Rabbi Eric A. Silver, a retired rabbi in Connecticut, has taken up the effort to have Pope Ven. Pius XII declared a “righteous Gentile.” He says the records prove this, and he is going around talking with whoever he can to make the case that Pius was a great friend of the Jews.

According to, “Despite the ban imposed by authorities, thousands of Catholics took part in the pilgrimage to Our Lady of Sheshan on May 11 to mark the Day of Prayer for the Church in China, established by Benedict XVI and hampered by the government.... On that occasion, the bishop had wanted to announce to the faithful that the Holy See accepted the cause of beatification of the first convert of Shanghai, Paul Xu Guangqi (at the time of Matteo Ricci), but was forbidden by the Patriotic Association.”

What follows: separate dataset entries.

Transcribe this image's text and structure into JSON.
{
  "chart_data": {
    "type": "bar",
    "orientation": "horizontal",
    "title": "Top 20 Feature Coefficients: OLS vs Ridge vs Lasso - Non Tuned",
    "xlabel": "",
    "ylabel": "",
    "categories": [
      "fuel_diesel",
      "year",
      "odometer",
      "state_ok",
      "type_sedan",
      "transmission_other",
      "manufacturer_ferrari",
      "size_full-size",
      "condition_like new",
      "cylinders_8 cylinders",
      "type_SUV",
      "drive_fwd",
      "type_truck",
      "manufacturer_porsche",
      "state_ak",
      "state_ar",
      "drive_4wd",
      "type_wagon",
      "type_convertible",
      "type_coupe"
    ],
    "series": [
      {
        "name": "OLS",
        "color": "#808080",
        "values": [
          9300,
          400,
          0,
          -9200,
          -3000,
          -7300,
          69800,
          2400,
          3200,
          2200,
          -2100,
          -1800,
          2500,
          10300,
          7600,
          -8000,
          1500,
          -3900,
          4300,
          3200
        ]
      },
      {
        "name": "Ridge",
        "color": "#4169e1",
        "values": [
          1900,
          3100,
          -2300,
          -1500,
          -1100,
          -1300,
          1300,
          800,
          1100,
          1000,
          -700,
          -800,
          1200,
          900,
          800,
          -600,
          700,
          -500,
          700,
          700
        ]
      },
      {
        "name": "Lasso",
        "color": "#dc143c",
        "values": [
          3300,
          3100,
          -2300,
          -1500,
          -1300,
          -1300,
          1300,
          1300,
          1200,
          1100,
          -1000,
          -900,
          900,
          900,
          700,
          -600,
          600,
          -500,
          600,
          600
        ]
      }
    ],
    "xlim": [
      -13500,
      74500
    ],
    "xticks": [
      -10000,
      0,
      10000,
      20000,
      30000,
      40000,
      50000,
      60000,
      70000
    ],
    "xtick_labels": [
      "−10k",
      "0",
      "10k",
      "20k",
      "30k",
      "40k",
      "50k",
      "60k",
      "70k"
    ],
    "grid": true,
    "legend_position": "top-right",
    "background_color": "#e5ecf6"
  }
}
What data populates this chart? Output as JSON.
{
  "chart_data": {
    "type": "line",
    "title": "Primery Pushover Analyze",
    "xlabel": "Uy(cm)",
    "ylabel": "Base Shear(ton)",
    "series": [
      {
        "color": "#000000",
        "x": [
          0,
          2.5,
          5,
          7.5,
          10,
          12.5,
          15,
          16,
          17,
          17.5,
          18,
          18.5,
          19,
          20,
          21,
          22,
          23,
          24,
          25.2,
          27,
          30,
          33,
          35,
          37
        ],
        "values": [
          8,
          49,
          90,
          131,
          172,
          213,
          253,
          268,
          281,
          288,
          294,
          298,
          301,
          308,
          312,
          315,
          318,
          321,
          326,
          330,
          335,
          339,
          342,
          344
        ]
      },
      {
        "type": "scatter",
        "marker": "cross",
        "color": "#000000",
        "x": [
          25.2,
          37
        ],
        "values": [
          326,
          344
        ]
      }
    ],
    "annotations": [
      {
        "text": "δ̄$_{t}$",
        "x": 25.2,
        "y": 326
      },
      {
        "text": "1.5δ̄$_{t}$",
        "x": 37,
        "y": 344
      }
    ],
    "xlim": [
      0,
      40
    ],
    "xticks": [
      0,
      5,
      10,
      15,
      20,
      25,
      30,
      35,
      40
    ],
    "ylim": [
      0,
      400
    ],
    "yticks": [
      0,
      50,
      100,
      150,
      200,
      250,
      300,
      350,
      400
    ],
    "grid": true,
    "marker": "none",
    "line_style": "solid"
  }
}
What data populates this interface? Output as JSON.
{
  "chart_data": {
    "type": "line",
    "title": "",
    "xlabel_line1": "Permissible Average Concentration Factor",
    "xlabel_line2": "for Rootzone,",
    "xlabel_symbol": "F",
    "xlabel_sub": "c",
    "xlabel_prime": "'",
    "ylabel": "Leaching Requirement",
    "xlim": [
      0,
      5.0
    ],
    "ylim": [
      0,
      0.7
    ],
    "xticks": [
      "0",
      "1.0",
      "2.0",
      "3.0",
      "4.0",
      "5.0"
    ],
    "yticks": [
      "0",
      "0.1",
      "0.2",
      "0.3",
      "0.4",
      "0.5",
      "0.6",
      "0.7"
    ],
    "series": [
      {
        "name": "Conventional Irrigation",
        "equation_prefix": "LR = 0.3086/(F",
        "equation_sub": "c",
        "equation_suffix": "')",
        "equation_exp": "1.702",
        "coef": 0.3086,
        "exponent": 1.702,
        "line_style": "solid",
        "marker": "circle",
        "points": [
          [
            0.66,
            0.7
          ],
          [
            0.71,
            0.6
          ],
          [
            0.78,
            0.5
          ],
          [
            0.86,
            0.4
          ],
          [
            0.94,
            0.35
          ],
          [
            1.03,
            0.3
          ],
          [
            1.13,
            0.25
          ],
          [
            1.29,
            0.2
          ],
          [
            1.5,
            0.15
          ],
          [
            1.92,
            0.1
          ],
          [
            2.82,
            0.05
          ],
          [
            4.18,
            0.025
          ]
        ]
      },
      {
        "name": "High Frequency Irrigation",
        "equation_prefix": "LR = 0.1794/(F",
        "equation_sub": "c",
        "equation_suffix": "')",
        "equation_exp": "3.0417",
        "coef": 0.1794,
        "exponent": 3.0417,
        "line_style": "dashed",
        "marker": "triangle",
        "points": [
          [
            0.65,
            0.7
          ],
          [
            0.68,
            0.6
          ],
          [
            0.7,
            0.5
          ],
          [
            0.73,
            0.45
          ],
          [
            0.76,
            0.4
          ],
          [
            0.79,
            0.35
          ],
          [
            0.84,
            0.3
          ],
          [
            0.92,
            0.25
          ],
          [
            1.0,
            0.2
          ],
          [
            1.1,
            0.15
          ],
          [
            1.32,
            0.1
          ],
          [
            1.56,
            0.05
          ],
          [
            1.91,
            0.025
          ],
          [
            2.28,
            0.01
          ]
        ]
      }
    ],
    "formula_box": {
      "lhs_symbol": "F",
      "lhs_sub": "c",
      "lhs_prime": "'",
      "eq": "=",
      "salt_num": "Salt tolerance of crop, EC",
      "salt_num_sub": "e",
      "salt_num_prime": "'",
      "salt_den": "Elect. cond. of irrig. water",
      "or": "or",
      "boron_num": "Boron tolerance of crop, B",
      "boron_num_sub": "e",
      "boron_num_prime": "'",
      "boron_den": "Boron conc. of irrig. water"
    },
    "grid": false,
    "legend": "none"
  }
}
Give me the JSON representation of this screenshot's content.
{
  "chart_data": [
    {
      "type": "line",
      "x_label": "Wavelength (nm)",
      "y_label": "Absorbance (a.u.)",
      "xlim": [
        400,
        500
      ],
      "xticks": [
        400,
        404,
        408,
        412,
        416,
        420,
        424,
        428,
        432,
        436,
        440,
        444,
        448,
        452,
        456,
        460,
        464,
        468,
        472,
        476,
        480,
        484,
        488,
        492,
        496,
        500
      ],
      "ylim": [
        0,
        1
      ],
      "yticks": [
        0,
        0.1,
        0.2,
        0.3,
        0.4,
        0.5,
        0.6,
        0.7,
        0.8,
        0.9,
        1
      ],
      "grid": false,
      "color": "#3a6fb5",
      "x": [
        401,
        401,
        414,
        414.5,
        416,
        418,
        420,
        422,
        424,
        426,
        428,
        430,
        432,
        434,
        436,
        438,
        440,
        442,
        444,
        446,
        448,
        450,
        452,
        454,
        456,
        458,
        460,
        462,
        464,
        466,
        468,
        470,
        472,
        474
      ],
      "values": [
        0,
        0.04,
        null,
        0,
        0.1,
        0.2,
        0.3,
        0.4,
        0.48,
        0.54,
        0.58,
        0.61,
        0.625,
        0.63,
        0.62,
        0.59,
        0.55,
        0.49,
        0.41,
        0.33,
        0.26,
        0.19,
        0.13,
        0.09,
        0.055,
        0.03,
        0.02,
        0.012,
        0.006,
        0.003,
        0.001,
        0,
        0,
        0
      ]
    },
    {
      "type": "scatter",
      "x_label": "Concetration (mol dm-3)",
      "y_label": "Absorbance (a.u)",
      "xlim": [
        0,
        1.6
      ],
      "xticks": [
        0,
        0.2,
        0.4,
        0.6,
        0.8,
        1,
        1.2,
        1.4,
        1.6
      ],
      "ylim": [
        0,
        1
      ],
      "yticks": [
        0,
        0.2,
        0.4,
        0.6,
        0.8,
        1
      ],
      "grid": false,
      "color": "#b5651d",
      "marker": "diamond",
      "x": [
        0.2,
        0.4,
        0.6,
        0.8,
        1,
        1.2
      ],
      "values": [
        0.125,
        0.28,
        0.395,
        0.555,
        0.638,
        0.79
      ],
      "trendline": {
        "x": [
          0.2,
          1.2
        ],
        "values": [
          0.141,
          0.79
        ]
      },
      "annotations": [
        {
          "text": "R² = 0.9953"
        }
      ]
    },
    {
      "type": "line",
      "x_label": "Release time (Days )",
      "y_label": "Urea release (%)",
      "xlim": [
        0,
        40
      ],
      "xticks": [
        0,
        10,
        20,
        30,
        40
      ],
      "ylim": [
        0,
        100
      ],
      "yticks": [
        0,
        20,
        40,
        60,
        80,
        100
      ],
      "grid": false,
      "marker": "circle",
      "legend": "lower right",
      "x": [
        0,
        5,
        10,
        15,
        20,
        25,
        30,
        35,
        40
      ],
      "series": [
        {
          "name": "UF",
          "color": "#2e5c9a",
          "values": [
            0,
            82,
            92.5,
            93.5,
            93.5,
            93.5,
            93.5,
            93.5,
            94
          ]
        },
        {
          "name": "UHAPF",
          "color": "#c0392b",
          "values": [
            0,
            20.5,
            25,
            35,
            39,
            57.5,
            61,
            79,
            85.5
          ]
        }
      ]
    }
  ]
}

Peoria’s Bishop Daniel Jenky and Fr. Andrew Apostoli presented the “positio” – that is, the document outlining the beatification cause – for Archbishop Fulton J. Sheen. Once the Congregation for the Causes of Saints approves the positio, they will start investigating whether the healing attributed to Abp. Sheen’s intercession was truly miraculous. The positio would be accompanied by a cover letter by Australian Catholic Bishops Conference president Archbishop Philip Wilson of Adelaide and Archbishop Barry Hickey, ACBC vice president, along with Melbourne Archbishop Denis Hart and Darwin Bishop D Eugene Hurley. Echoing his countrymen’s praises of Sheen was George Cardinal Pell of Sydney, Australia, and it was later revealed that Pope Benedict actually knew the archbishop.

We have a new Peruvian candidate for beatification. The cause for Francisco Tito Yupanqui, who sculpted the famous statue of the Virgin of Copacabana, was opened on May 21 at the Basilica Shrine of Our Lady of Our Lady of Copacabana. According to the Fides News Agency, “Local Catholic tradition holds that Tito Yupanqui had a night vision of a woman with a baby in her arms. Then he reproduced the shape of her face with native features and the image of the Virgin is in copper color. For this reason it is also called the “dark-skinned Virgin” (La Virgen Morena). The image has been preserved since 1583, while the shrine at Copacabana is one of the oldest in the Americas.”

An American is trying to promote the beatification of the late Queen of England, Katharine of Aragon (1485-1536), the first wife of the much-married English king, Henry VIII. The Catholic bishop of East Anglia and the Catholic Primate of England have both said emphasized that there must first be clear evidence of that people venerate Katharine’s memory and consider her saintly. Interestingly, it’s the Anglicans who are providing this, because, evidently, the biggest reason people visit Peterborough Cathedral – in Anglican hands and where she is buried – is to pray at Katharine’s tomb. Indeed, the author Joseph Pearce recently recounted how to the extent possible, he prays at her tomb whenever he is in England.

The Congregation for the Causes of Saints is now probing if a healing attributed to the intercession of teenage Visayan (i.e., Filipino) martyr Bl. Pedro Calungsod is “supernatural.” It concerns a Filipino woman who in 2003 revived from a Glasgow Coma 3 or a deep coma where a person is almost dead.

The beatification cause of the Servant of God Constantino Vendrame, a missioner who worked among the Khasi tribal people in northeastern India, has moved to the Congregation for the Causes of Saints. When he came to the Khasi, there were just 400 Catholic Christians there. Five years later, that number had tripped to 1,449. One way he did this was to show film strips about the life of Jesus.